If this is the case, the critical question is whether the failure is a result of a systemic design flaw that could jeopardize the functionality of the interceptors at Vandenberg and at Fort Greely in Alaska; these missiles on alert are the only line of defense against a North Korean intercontinental ballistic missile attack.
What these officials hope is that a hardware failure is the result of a single manufacturing defect or human error. Although embarrassing, this scenario would be the lesser of the evils because it would have fewer implications for the missiles already in silos.

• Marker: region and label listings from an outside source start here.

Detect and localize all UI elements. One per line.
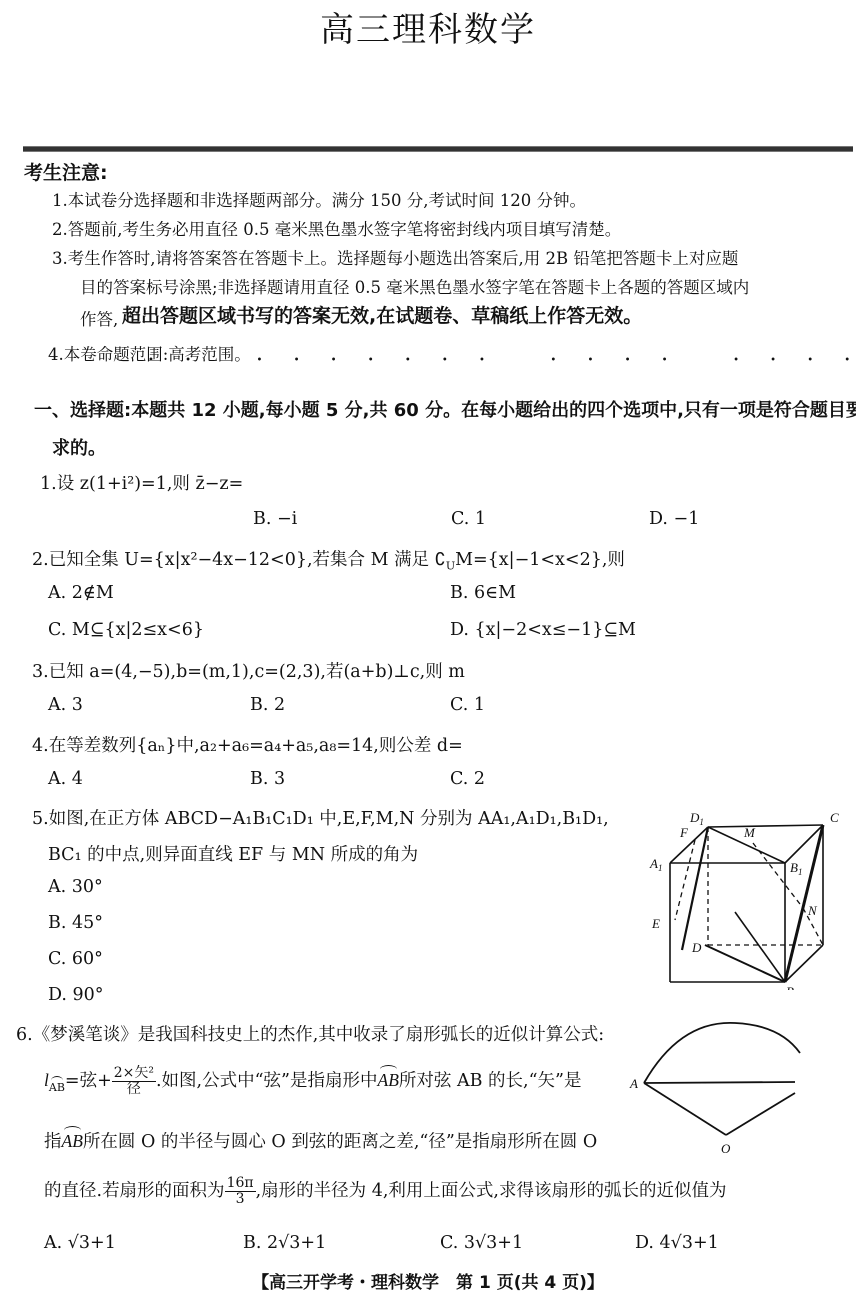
question-6-line3: 指AB所在圆 O 的半径与圆心 O 到弦的距离之差,“径”是指扇形所在圆 O [44, 1128, 597, 1153]
q1-option-b[interactable]: B. −i [253, 509, 297, 529]
arc-ab: AB [378, 1070, 399, 1091]
question-number: 3. [32, 662, 49, 682]
question-stem: 设 z(1+i²)=1,则 z̄−z= [57, 474, 244, 494]
question-number: 5. [32, 809, 49, 829]
q6-option-b[interactable]: B. 2√3+1 [243, 1233, 326, 1253]
question-stem: 《梦溪笔谈》是我国科技史上的杰作,其中收录了扇形弧长的近似计算公式: [33, 1025, 604, 1045]
complement-symbol: ∁ [435, 550, 446, 570]
question-5: 5.如图,在正方体 ABCD−A₁B₁C₁D₁ 中,E,F,M,N 分别为 AA… [32, 805, 609, 830]
emphasis-dots: • • • • • • • • • • • • • • • • • • • • [148, 355, 856, 366]
sector-figure: A O [620, 1015, 856, 1160]
fraction-numerator: 16π [225, 1176, 256, 1192]
q2-option-d[interactable]: D. {x|−2<x≤−1}⊆M [450, 620, 636, 640]
question-stem: 已知全集 U={x|x²−4x−12<0},若集合 M 满足 [49, 550, 435, 570]
arc-ab: AB [62, 1131, 83, 1152]
question-stem: 所在圆 O 的半径与圆心 O 到弦的距离之差,“径”是指扇形所在圆 O [83, 1132, 597, 1152]
notes-heading: 考生注意: [24, 158, 108, 185]
question-stem: 如图,在正方体 ABCD−A₁B₁C₁D₁ 中,E,F,M,N 分别为 AA₁,… [49, 809, 609, 829]
q5-option-a[interactable]: A. 30° [48, 877, 103, 897]
q5-option-c[interactable]: C. 60° [48, 949, 103, 969]
header-divider [23, 146, 853, 152]
question-stem: 的直径.若扇形的面积为 [44, 1181, 225, 1201]
label-b: B [786, 984, 794, 990]
q5-option-d[interactable]: D. 90° [48, 985, 104, 1005]
question-3: 3.已知 a=(4,−5),b=(m,1),c=(2,3),若(a+b)⊥c,则… [32, 658, 465, 683]
q3-option-c[interactable]: C. 1 [450, 695, 485, 715]
label-b1: B1 [790, 860, 802, 877]
label-f: F [679, 825, 689, 840]
question-4: 4.在等差数列{aₙ}中,a₂+a₆=a₄+a₅,a₈=14,则公差 d= [32, 732, 463, 757]
note-2: 2.答题前,考生务必用直径 0.5 毫米黑色墨水签字笔将密封线内项目填写清楚。 [52, 216, 621, 240]
q4-option-c[interactable]: C. 2 [450, 769, 485, 789]
question-5-cont: BC₁ 的中点,则异面直线 EF 与 MN 所成的角为 [48, 841, 418, 866]
q4-option-a[interactable]: A. 4 [48, 769, 83, 789]
question-stem: 所对弦 AB 的长,“矢”是 [399, 1071, 582, 1091]
question-number: 4. [32, 736, 49, 756]
q2-option-b[interactable]: B. 6∈M [450, 583, 516, 603]
label-a: A [629, 1076, 638, 1091]
question-stem: ,扇形的半径为 4,利用上面公式,求得该扇形的弧长的近似值为 [256, 1181, 727, 1201]
question-stem: 已知 a=(4,−5),b=(m,1),c=(2,3),若(a+b)⊥c,则 m [49, 662, 465, 682]
note-3-cont: 目的答案标号涂黑;非选择题请用直径 0.5 毫米黑色墨水签字笔在答题卡上各题的答… [80, 274, 749, 298]
fraction-denominator: 径 [112, 1082, 156, 1097]
q3-option-b[interactable]: B. 2 [250, 695, 285, 715]
page-title: 高三理科数学 [0, 2, 856, 51]
label-a1: A1 [649, 856, 662, 873]
note-4: 4.本卷命题范围:高考范围。 [48, 341, 251, 365]
q6-option-d[interactable]: D. 4√3+1 [635, 1233, 719, 1253]
q2-option-a[interactable]: A. 2∉M [48, 583, 114, 603]
label-c: C [830, 810, 839, 825]
area-fraction: 16π3 [225, 1176, 256, 1207]
label-d1: D1 [689, 810, 704, 827]
question-6: 6.《梦溪笔谈》是我国科技史上的杰作,其中收录了扇形弧长的近似计算公式: [16, 1021, 604, 1046]
label-e: E [651, 916, 660, 931]
section-heading: 一、选择题:本题共 12 小题,每小题 5 分,共 60 分。在每小题给出的四个… [34, 396, 856, 422]
q1-option-a[interactable]: A. i [48, 509, 77, 529]
question-6-formula-line: lAB=弦+2×矢²径.如图,公式中“弦”是指扇形中AB所对弦 AB 的长,“矢… [44, 1066, 582, 1097]
q3-option-a[interactable]: A. 3 [48, 695, 83, 715]
question-stem: .如图,公式中“弦”是指扇形中 [156, 1071, 378, 1091]
section-heading-cont: 求的。 [52, 434, 106, 460]
q4-option-b[interactable]: B. 3 [250, 769, 285, 789]
complement-subscript: U [446, 560, 455, 573]
question-number: 1. [40, 474, 57, 494]
question-6-line4: 的直径.若扇形的面积为16π3,扇形的半径为 4,利用上面公式,求得该扇形的弧长… [44, 1176, 726, 1207]
formula-fraction: 2×矢²径 [112, 1066, 156, 1097]
question-1: 1.设 z(1+i²)=1,则 z̄−z= [40, 470, 243, 495]
label-m: M [743, 825, 756, 840]
q6-option-a[interactable]: A. √3+1 [44, 1233, 116, 1253]
label-d: D [691, 940, 702, 955]
fraction-denominator: 3 [225, 1192, 256, 1207]
question-number: 6. [16, 1025, 33, 1045]
formula-subscript: AB [49, 1081, 65, 1094]
q2-option-c[interactable]: C. M⊆{x|2≤x<6} [48, 620, 204, 640]
label-o: O [721, 1141, 731, 1156]
note-3: 3.考生作答时,请将答案答在答题卡上。选择题每小题选出答案后,用 2B 铅笔把答… [52, 245, 738, 269]
q1-option-d[interactable]: D. −1 [649, 509, 699, 529]
formula-mid: =弦+ [65, 1071, 112, 1091]
question-2: 2.已知全集 U={x|x²−4x−12<0},若集合 M 满足 ∁UM={x|… [32, 546, 625, 573]
note-1: 1.本试卷分选择题和非选择题两部分。满分 150 分,考试时间 120 分钟。 [52, 187, 586, 211]
q6-option-c[interactable]: C. 3√3+1 [440, 1233, 523, 1253]
page-footer: 【高三开学考・理科数学 第 1 页(共 4 页)】 [0, 1268, 856, 1293]
question-stem: 指 [44, 1132, 62, 1152]
question-number: 2. [32, 550, 49, 570]
q5-option-b[interactable]: B. 45° [48, 913, 103, 933]
label-n: N [807, 903, 818, 918]
note-3-cont2: 作答, [80, 306, 118, 330]
cube-figure: D1 C F M A1 B1 N E D B [640, 800, 856, 990]
fraction-numerator: 2×矢² [112, 1066, 156, 1082]
question-stem-end: M={x|−1<x<2},则 [455, 550, 625, 570]
note-emphasis: 超出答题区域书写的答案无效,在试题卷、草稿纸上作答无效。 [122, 301, 642, 328]
question-stem: 在等差数列{aₙ}中,a₂+a₆=a₄+a₅,a₈=14,则公差 d= [49, 736, 463, 756]
q1-option-c[interactable]: C. 1 [451, 509, 486, 529]
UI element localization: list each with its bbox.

At the very least, an immediate operational upshot from the test is likely a shift in the so-called shot doctrine. The Army, which operates GMD, has rules that dictate how many interceptors or “shots” are dedicated to each target to ensure a kill. The more reliable the system is thought to be, the fewer interceptors designated per target.
Now, the GBI with the “Capability Enhancement-1,” or CE-1, kill vehicle has achieved eight of 14 intercept attempts.
An increase in the number of missiles assigned to each target diminishes the number of ICBMs the system could handle in a short time, according to one missile defense industry official. “What this test says is that the next time it may work or it may not work,” another official says. “Deterrence is modestly degraded.”
The failure, while vastly disappointing to those in the industrial and government sectors, was not a surprise to all. “At the end of the day, you get what you pay for,” this official says.
The dismal performance is the result of more than five years of diminished funding for GMD development, he says. Funding earmarked for development was actually used to buy GBIs—even though the design was immature—or to fund other activities, such as building a third GMD deployment site in Poland, a plan that was subsequently derailed.
The offset was a gutting of what should have been a consistent program of testing and improving the nascent GMD design, including attention to the GBI, EKV and command-and-control links, the official says.